Department of Life Science (BK21 Program), Chung-Ang University, Seoul, Korea.
Bioinformatics. 2011 Jan 1;27(1):14-21. doi: 10.1093/bioinformatics/btq612. Epub 2010 Oct 29.
Many genes in the human genome produce a wide variety of transcript variants resulting from alternative exon splicing, differential promoter usage, or altered polyadenylation site utilization that may function differently in human cells. Here, we present a bioinformatics method for the systematic identification of human-specific novel transcript variants that might have arisen after the human-chimpanzee divergence.
The procedure involved collecting genomic insertions that are unique to the human genome when compared with orthologous chimpanzee and rhesus macaque genomic regions, and that are expressed in the transcriptome as exons evidenced by mRNAs and/or expressed sequence tags (ESTs). Using this procedure, we identified 112 transcript variants that are specific to humans; 74 were associated with known genes and the remaining transcripts were located in unannotated genomic loci. The original source of inserts was mostly transposable elements including L1, Alu, SVA, and human endogenous retroviruses (HERVs). Interestingly, some non-repetitive genomic segments were also involved in the generation of novel transcript variants. Insert contributions to the transcripts included promoters, terminal exons and insertions in exons, splice donors and acceptors and complete exon cassettes. Comparison of personal genomes revealed that at least seven loci were polymorphic in humans. The exaptation of human-specific genomic inserts as novel transcript variants may have increased human gene versatility or affected gene regulation.
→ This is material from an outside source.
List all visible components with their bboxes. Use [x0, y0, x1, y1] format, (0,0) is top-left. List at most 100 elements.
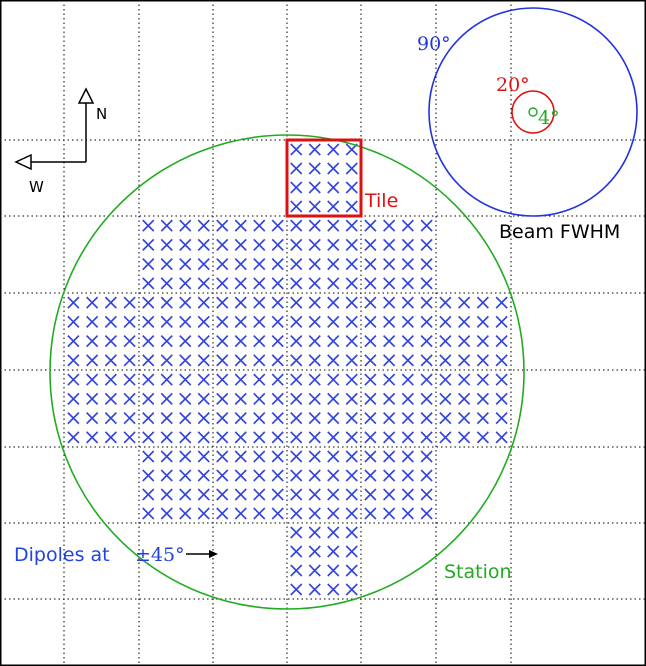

人类基因组中的许多基因产生了广泛的转录变体,这些转录变体是由于外显子剪接、启动子使用的差异或多聚腺苷酸化位点利用的改变而产生的,它们在人类细胞中的功能可能不同。在这里,我们提出了一种生物信息学方法,用于系统地识别人类特异性的新转录变体,这些转录变体可能是在人类和黑猩猩分化后产生的。
该程序涉及收集与同源黑猩猩和恒河猴基因组区域相比,在人类基因组中特有的插入序列,并且这些插入序列在转录组中作为外显子表达,证据是 mRNA 和/或表达序列标签(EST)。使用这种程序,我们鉴定了 112 种特定于人类的转录变体;其中 74 种与已知基因相关,其余转录本位于未注释的基因组位点。插入的原始来源主要是转座元件,包括 L1、Alu、SVA 和人类内源性逆转录病毒(HERV)。有趣的是,一些非重复的基因组片段也参与了新转录变体的产生。插入对转录本的贡献包括启动子、末端外显子和外显子中的插入、剪接供体和受体以及完整的外显子盒。个人基因组的比较表明,至少有七个基因座在人类中是多态的。人类特异性基因组插入作为新的转录变体的外适应可能增加了人类基因的多功能性或影响了基因调控。